I am frequently asked about consequences. What they should be and when they should be given, as well as how to enact them.
In order for consequences to work and make sense to a child, they should be short and directly tied into the choice or action that the child has made or done.
It is also important that we make sure that we are consequencing a child’s behavior choice and not a possible symptom of a child’s neurological profile. Children with special needs are perfectly capable of being naughty, we just have to practice telling the difference.
In my Tuesday group this past week, we gave the kids shovels to dig in the snow. One of the kids started chasing another child with a shovel full of snow and flinging it at him. The child being chased was clearly indicating that he did not want the snow flung at him and the chaser did not listen. We as coaches also directed the child to stop flinging the snow at the other child, and he continued doing so. So, he was given an opportunity to stop, back up, and re-do and chose not to take it.
So what to do next? I put him in “shovel jail” for five minutes. That means, I took the shovel and kept it and him with me and told him he was not allowed to play with it until he got out of jail. He wasn’t happy, but he did holler over to the other kids he was playing with that he was in “shovel jail” and couldn’t continue playing with them. After five minutes, I returned the shovel after he reviewed with me the acceptable ways that he could use it (answers that I did not give him, but that I had him give me). It is important to put the child, not the toy, in jail. The toy doesn’t make choices, the child does.
Over the summer, I did a similar consequence with a child playing in the big dirt pile we have for them and wouldn’t stop flinging dirt at other kids. He went to dirt jail. Unfortunately, he reached the three- strikes-and-your-out marker. That means if a child goes to jail about the same choice twice, the third time they are in jail with that item or activity for the remainder of the afternoon.
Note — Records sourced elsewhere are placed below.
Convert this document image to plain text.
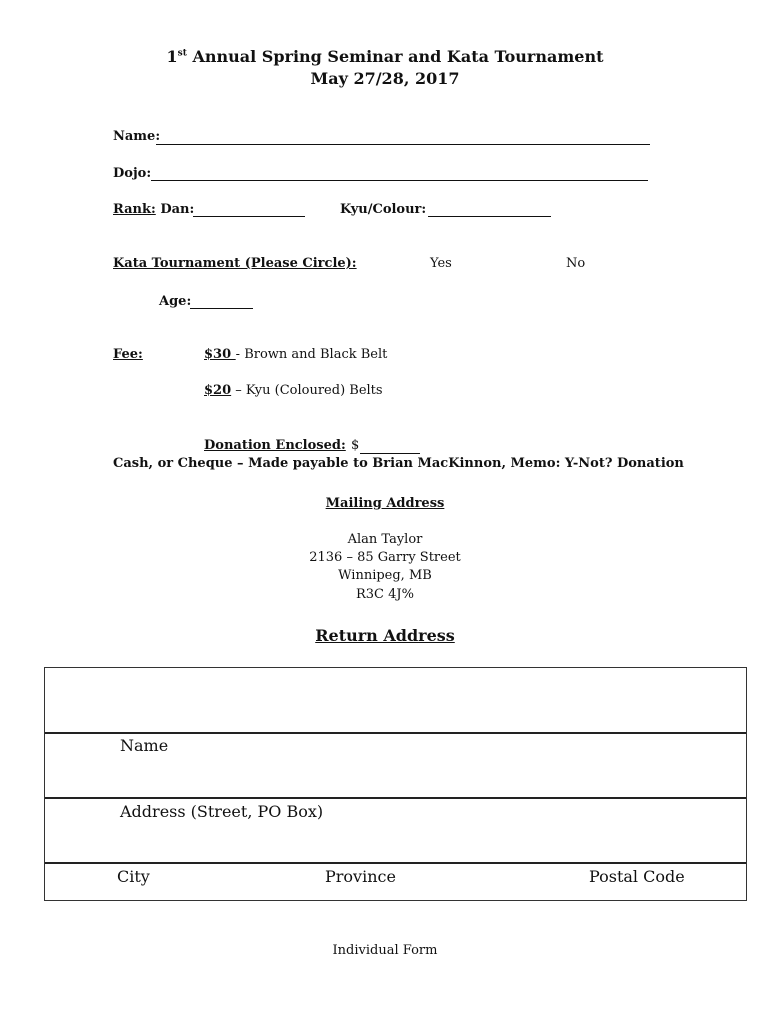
1st Annual Spring Seminar and Kata Tournament
May 27/28, 2017
Name:
Dojo:
Rank: Dan:	Kyu/Colour:
Kata Tournament (Please Circle):	Yes	No
Age:
Fee:	$30 - Brown and Black Belt
$20 – Kyu (Coloured) Belts
Donation Enclosed: $
Cash, or Cheque – Made payable to Brian MacKinnon, Memo: Y-Not? Donation
Mailing Address
Alan Taylor
2136 – 85 Garry Street
Winnipeg, MB
R3C 4J%
Return Address
Name
Address (Street, PO Box)
City	Province	Postal Code
Individual Form
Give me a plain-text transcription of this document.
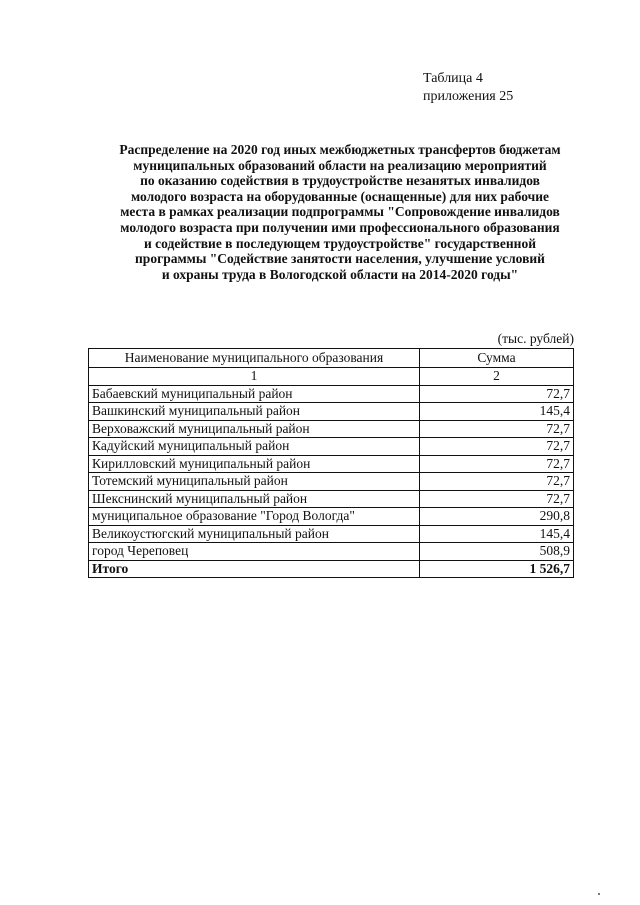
Таблица 4
приложения 25
Распределение на 2020 год иных межбюджетных трансфертов бюджетам
муниципальных образований области на реализацию мероприятий
по оказанию содействия в трудоустройстве незанятых инвалидов
молодого возраста на оборудованные (оснащенные) для них рабочие
места в рамках реализации подпрограммы "Сопровождение инвалидов
молодого возраста при получении ими профессионального образования
и содействие в последующем трудоустройстве" государственной
программы "Содействие занятости населения, улучшение условий
и охраны труда в Вологодской области на 2014-2020 годы"
(тыс. рублей)
Наименование муниципального образования	Сумма
1	2
Бабаевский муниципальный район	72,7
Вашкинский муниципальный район	145,4
Верховажский муниципальный район	72,7
Кадуйский муниципальный район	72,7
Кирилловский муниципальный район	72,7
Тотемский муниципальный район	72,7
Шекснинский муниципальный район	72,7
муниципальное образование "Город Вологда"	290,8
Великоустюгский муниципальный район	145,4
город Череповец	508,9
Итого	1 526,7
Again, keeping it to just the rest of today, not long-term.
If a child cannot play with an item or join an activity in an acceptable way after a couple of attempts, I just say it isn’t the right thing for them to be doing today, as it’s too hard to make good choices. This also covers us if a child’s symptoms (say sensory or ADHD related) need more management than the child can provide themselves at the time.
I know that some people may have an objection to using the word jail. I happen to find that kids understand it pretty quickly when we implement this strategy and respond usually the way we want them to. If you would rather use a different term, a penalty box, such as in hockey, works pretty well or a dungeon. Time-out does not because kids already have connotations about that and I know many that will refuse or explode if I use those words.
As always, some strategies work for some kids, and not for others. The key is to keep it short, match it up and stay calm in your delivery.